O climatério pode provocar sintomas que nem sempre são imediatamente relacionados às oscilações hormonais. "Muitas pacientes chegam ao consultório preocupadas apenas com as ondas de calor, mas relatam cansaço, insônia, irritabilidade, ansiedade, perda da memória recente, dificuldade de concentração ou diminuição da libido sem imaginar que tudo isso pode fazer parte dessa fase. Por isso, é importante olhar para o conjunto dos sintomas e não apenas para a interrupção da menstruação", afirma o especialista.
 

Climatério e menopausa: qual é a diferença?

Embora os termos sejam frequentemente utilizados como sinônimos, eles representam momentos diferentes da vida reprodutiva da mulher. 

Climatério é todo o período de transição entre a fase reprodutiva e a não reprodutiva.
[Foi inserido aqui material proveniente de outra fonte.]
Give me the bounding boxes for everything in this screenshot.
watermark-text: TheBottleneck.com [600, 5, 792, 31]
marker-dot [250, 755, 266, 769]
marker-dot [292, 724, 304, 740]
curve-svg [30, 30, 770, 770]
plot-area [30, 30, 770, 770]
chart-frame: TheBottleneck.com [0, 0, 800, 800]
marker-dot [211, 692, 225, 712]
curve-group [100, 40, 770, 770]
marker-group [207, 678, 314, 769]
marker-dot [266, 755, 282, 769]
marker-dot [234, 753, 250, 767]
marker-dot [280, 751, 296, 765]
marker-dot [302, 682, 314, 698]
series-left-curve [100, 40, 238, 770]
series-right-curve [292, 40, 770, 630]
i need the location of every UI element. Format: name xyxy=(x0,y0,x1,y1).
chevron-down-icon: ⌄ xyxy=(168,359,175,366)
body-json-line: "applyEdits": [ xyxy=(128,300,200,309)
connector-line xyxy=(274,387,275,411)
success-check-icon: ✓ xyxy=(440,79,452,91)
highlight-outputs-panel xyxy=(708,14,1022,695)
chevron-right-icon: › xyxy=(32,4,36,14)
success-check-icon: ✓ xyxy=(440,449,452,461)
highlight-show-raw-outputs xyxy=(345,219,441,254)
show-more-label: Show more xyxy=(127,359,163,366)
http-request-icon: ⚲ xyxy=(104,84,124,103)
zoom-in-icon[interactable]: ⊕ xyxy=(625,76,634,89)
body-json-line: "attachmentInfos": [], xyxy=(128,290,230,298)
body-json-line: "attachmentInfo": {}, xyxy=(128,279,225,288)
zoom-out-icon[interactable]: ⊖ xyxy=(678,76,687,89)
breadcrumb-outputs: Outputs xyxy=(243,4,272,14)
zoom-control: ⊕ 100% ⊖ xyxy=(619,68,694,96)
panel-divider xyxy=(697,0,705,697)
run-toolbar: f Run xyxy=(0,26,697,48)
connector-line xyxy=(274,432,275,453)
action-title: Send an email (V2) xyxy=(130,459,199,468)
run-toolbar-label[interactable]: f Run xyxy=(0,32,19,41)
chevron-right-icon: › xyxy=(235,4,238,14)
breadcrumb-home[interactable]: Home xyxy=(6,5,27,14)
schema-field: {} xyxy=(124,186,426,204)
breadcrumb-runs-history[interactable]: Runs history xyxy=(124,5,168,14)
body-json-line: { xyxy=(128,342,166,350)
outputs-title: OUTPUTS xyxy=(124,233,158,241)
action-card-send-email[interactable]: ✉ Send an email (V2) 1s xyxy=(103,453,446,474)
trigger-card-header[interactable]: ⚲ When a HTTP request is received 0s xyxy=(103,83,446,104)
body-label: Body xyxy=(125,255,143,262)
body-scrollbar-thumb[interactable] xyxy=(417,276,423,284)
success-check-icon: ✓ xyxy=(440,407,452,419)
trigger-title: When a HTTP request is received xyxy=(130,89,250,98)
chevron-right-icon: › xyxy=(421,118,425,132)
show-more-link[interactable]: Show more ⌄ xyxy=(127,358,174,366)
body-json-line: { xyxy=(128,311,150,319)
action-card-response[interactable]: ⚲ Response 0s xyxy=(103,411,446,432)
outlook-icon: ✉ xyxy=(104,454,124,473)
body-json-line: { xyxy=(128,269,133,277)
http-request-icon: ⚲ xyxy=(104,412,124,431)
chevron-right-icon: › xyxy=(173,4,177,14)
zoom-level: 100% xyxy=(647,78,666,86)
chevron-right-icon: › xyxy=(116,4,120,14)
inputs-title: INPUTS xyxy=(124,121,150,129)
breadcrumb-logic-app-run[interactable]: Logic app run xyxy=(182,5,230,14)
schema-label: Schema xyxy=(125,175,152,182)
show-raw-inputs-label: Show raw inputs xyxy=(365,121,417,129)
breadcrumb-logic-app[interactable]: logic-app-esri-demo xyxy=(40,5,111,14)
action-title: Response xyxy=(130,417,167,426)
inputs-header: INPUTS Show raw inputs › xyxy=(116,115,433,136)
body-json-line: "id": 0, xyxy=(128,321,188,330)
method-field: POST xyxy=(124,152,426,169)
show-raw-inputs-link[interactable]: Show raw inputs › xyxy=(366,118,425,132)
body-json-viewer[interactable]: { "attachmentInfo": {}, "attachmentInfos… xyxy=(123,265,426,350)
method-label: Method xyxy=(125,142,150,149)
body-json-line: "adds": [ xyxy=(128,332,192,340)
Nessa etapa, a produção de estrogênio diminui gradualmente, provocando alterações hormonais que podem causar sintomas de intensidades variadas. 

Já a menopausa não é uma fase prolongada, mas um marco biológico: corresponde à última menstruação da mulher, sendo confirmada apenas após um ano completo sem menstruar.
 

Sinais que podem indicar o início do climatério

Embora cada mulher vivencie essa fase de maneira diferente, alguns sintomas são bastante frequentes:

  • irregularidade menstrual
  • ondas de calor (fogachos)
  • suor noturno
  • dificuldade para dormir
  • alterações de humor
  • irritabilidade
  • ansiedade
  • dificuldade de concentração
  • perda da libido
  • ressecamento vaginal
  • fadiga
  • ganho de gordura abdominal

"O climatério não precisa ser enfrentado em silêncio. Hoje existem diversas estratégias para aliviar os sintomas, desde mudanças no estilo de vida até tratamentos individualizados, quando indicados. Quanto mais cedo a mulher compreender o que está acontecendo com seu corpo, maiores são as possibilidades de manter sua saúde física, emocional e sexual ao longo dessa etapa", destaca o Dr. Dorval.
 

Quando é hora de procurar um ginecologista? 

Os especialistas recomendam buscar avaliação médica sempre que as alterações hormonais começarem a interferir na qualidade de vida ou surgirem dúvidas sobre a origem dos sintomas. 

Além de confirmar se as manifestações estão relacionadas ao climatério, a consulta permite descartar outras condições que podem apresentar sintomas semelhantes, como doenças da tireoide, distúrbios do sono, ansiedade ou alterações metabólicas. O acompanhamento também é importante para orientar medidas de prevenção voltadas à saúde óssea, cardiovascular e metabólica, já que a redução dos níveis de estrogênio aumenta o risco de algumas doenças ao longo dos anos.